In comparison to their more affluent peers, children of low socioeconomic status generally complete fewer years of education, have a higher prevalence of health problems, and are convicted of more criminal offenses. 

Some children are able to overcome the odds, but this new research shows that the self-control to do so may take a hidden physical toll. The study suggests that relentlessly pursuing achievement can feel Sysophian when the deck isn't stacked in your favor or institutionalized forces like racism and discrimination impede progress towards achieving personal goals.

"As disadvantaged youth strive for favorable life outcomes, they have substantial barriers to overcome and competing demands to balance, including resource-deprived schools, family obligations and managing social identity threats. These challenges are particularly salient for African-Americans," the authors said in a press release.

Epigenetics and the Grit Required to Overcome Socioeconomic Stratification 

The researchers found that for high-SES youth, having self-control was linked to slower epigenetic aging. Among low-SES youth, self-control was linked to lower rates of depressive symptoms, substance use, aggressive behavior, and internalizing problems but faster epigenetic aging.

​The researchers believe the patterns of accelerated aging at an epigenetic level suggest that for low-SES youth, resilience may only be a “skin-deep” phenomenon.

The external appearance of success or "keeping up with the Joneses" may be masking the underlying stress required to overcome societal obstacles. The reseachers hope that identifying the double-edged sword of self-control might shift traditional ideas about resilience. These findings could also have practical implications for interventions aimed at minimizing social and racial disparity.

Conclusion: Resilience Isn't Just About Mental Toughness

This recent study shows that among low-SES youth self-control was linked to better psychosocial outcomes, including less depression, substance use, and aggresion. However, having self-control also forecasted more rapid immune cell aging. These findings highlight the potential paradoxes of resilience and grit. 

One of my favorite lifetime mantras is a quotation by Maya Angelou, "The quality of strength lined with tenderness is an unbeatable combination." As a gay teen, I learned that having grit and resilience wasn't just about mental toughness.  

Comparing my experience as a gay teen to low-SES youth might seem like comparing apples and oranges.... However, the self-control it took for me to man up and never look like a sissy created a neverending state of free floating anxiety and stress as a teenager. I'm sure that if my DNA had been tested at the time I would've had all the biomarkers of epigenetic wear and tear. 

As a teenager, I realized that if I bottled up my emotions and never allowed myself to admit to my vulnerability I would implode.

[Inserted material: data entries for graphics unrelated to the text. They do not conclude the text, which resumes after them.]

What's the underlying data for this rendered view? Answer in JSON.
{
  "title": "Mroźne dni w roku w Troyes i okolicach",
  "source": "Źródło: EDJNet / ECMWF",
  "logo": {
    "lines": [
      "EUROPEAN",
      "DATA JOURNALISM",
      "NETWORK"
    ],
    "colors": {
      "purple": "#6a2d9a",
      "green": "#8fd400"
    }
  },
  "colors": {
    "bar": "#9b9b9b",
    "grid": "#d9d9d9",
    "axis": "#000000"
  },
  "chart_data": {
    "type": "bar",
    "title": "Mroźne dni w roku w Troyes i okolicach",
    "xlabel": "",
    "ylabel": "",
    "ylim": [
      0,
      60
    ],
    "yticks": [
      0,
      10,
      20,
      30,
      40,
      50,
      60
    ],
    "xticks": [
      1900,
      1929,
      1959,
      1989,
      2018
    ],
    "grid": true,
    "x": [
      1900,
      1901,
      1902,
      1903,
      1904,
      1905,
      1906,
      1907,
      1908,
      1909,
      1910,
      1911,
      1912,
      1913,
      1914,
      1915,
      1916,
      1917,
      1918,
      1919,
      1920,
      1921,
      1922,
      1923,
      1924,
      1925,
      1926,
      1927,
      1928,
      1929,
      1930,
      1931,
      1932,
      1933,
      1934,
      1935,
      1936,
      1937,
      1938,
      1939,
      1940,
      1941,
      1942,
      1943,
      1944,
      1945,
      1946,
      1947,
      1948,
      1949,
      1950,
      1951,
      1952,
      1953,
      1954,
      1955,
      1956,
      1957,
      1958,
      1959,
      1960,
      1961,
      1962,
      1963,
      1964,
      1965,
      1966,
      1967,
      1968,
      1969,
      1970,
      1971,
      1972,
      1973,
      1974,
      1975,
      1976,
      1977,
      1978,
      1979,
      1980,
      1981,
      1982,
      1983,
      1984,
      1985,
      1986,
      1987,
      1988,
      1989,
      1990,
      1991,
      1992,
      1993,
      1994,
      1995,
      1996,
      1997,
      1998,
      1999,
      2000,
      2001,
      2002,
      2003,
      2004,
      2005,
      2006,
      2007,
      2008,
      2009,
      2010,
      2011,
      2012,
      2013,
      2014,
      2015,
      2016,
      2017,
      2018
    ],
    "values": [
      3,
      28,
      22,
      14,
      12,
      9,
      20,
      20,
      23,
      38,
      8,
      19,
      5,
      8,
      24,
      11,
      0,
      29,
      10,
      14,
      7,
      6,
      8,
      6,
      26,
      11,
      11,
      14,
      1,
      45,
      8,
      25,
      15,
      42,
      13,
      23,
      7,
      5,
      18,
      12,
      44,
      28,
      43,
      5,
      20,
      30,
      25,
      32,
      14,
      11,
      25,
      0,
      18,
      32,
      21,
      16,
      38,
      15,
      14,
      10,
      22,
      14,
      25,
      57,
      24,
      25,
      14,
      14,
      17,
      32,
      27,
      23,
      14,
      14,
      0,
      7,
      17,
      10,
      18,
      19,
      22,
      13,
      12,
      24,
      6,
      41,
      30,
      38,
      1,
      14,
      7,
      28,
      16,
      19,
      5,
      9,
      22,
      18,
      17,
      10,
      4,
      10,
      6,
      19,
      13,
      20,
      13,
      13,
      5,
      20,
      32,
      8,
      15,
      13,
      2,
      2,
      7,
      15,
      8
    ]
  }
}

Exercising what seemed like self-control created a pressure cooker inside of me. Coming out was like a steam valve that released all the stress and shame I had internalized to the point of self-destruction.  

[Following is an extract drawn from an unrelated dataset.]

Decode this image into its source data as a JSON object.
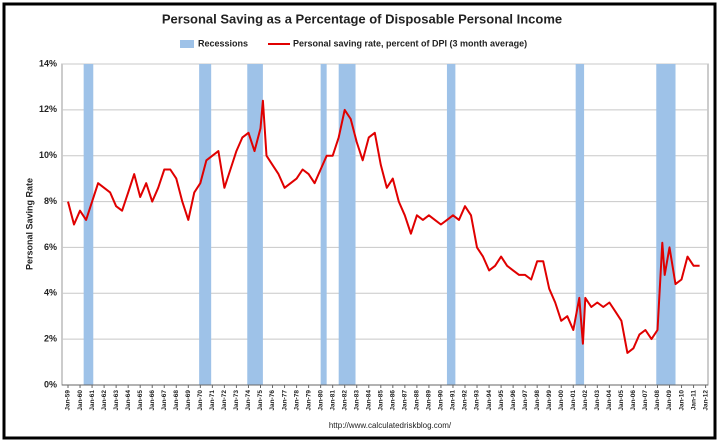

Personally, talk therapy and running was a cathartic combination that allowed me to process the homophobia and marginilazation I experienced as I was growing up. Allowing myself to admit to my vulnerability in therapy and then go for a long run made me feel stronger and less stressed at a psychological and cellular level.

As an ultraendurance athlete, I learned that being "tougher than the rest" or relentlessly practicing strict self-control always backfired. Part of my winning formula as an athlete was the ability create a state of flow and superfluidity by letting go of self-control. 

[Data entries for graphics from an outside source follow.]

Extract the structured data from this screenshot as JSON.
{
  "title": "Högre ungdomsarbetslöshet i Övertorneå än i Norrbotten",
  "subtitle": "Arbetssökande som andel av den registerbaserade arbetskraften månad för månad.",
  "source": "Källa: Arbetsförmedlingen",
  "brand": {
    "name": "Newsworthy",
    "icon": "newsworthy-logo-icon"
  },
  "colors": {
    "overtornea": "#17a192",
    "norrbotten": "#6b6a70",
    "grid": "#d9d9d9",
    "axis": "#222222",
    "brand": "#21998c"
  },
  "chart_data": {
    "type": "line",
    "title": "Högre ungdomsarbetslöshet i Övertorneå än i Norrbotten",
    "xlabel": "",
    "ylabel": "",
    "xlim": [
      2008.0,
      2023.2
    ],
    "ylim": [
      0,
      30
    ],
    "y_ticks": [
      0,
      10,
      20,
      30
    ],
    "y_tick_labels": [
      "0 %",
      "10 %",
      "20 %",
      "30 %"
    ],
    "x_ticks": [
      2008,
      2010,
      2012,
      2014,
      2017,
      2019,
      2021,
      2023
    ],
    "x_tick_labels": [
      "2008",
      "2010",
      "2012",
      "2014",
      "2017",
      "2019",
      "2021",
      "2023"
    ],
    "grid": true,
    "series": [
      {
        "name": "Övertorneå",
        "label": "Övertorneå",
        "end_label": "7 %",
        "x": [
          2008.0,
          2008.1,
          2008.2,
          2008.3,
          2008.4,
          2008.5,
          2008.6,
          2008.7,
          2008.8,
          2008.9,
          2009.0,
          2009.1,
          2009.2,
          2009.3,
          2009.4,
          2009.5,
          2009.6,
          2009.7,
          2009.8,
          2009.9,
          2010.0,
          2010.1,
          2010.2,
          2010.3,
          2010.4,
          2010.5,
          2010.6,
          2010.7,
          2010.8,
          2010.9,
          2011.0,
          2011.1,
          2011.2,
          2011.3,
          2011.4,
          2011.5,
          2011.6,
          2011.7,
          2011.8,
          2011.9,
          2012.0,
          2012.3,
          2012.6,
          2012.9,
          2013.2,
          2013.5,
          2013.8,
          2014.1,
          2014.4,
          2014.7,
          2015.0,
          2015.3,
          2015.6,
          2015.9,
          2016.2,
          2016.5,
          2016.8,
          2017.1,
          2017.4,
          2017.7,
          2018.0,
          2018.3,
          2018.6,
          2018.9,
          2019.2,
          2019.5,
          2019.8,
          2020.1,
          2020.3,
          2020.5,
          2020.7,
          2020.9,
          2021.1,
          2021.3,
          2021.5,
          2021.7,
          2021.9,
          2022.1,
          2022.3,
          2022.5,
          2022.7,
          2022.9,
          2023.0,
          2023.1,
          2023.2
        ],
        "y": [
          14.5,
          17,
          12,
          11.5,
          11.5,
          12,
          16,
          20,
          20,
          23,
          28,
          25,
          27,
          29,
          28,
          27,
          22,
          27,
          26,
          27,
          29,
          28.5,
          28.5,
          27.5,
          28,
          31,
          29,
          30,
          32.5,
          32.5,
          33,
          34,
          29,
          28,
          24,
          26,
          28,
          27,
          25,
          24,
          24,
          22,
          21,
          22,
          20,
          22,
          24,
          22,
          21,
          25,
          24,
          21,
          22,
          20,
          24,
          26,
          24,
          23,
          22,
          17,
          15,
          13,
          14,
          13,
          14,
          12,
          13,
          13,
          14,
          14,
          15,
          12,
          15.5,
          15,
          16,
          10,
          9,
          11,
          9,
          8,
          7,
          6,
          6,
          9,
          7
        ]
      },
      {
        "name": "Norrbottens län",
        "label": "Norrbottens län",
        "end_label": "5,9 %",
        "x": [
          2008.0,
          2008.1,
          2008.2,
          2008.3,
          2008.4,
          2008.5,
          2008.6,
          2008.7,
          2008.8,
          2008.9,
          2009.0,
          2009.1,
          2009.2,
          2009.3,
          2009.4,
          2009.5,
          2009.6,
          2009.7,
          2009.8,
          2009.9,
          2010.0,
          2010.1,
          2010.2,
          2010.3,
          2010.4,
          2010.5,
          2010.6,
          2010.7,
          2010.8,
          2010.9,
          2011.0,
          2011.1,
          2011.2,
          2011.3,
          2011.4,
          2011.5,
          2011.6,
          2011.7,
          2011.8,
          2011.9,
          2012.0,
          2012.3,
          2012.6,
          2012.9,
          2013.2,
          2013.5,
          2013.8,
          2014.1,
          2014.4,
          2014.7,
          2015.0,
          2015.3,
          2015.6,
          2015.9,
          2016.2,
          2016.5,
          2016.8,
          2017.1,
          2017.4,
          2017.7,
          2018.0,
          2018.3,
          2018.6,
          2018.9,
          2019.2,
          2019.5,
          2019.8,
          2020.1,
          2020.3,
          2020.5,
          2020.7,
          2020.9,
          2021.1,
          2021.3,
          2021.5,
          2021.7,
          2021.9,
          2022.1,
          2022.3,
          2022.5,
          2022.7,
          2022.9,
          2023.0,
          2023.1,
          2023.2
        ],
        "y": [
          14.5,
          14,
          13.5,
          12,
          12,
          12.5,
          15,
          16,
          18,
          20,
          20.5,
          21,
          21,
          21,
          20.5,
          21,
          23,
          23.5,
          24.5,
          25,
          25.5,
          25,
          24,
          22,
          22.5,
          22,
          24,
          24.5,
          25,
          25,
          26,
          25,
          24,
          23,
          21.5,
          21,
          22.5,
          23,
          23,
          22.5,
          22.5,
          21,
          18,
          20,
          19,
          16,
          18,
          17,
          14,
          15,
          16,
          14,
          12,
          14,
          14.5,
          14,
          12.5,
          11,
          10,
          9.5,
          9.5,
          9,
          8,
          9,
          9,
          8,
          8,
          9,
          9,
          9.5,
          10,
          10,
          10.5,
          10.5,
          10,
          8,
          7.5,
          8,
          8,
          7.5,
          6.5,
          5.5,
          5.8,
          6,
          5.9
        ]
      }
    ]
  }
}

Parents, educators, and policymakers are increasingly aware of the importance of creating programs that provide low-income youth with character skills training, which along with self-control, includes fortifying traits such as optimism, resilience, and persistence.

The new findings from Northwestern University suggest that self-control is more complex than previously thought. Self-control has unforeseen negative consequences for low-SES youth that should be considered when creating and implementing these interventions.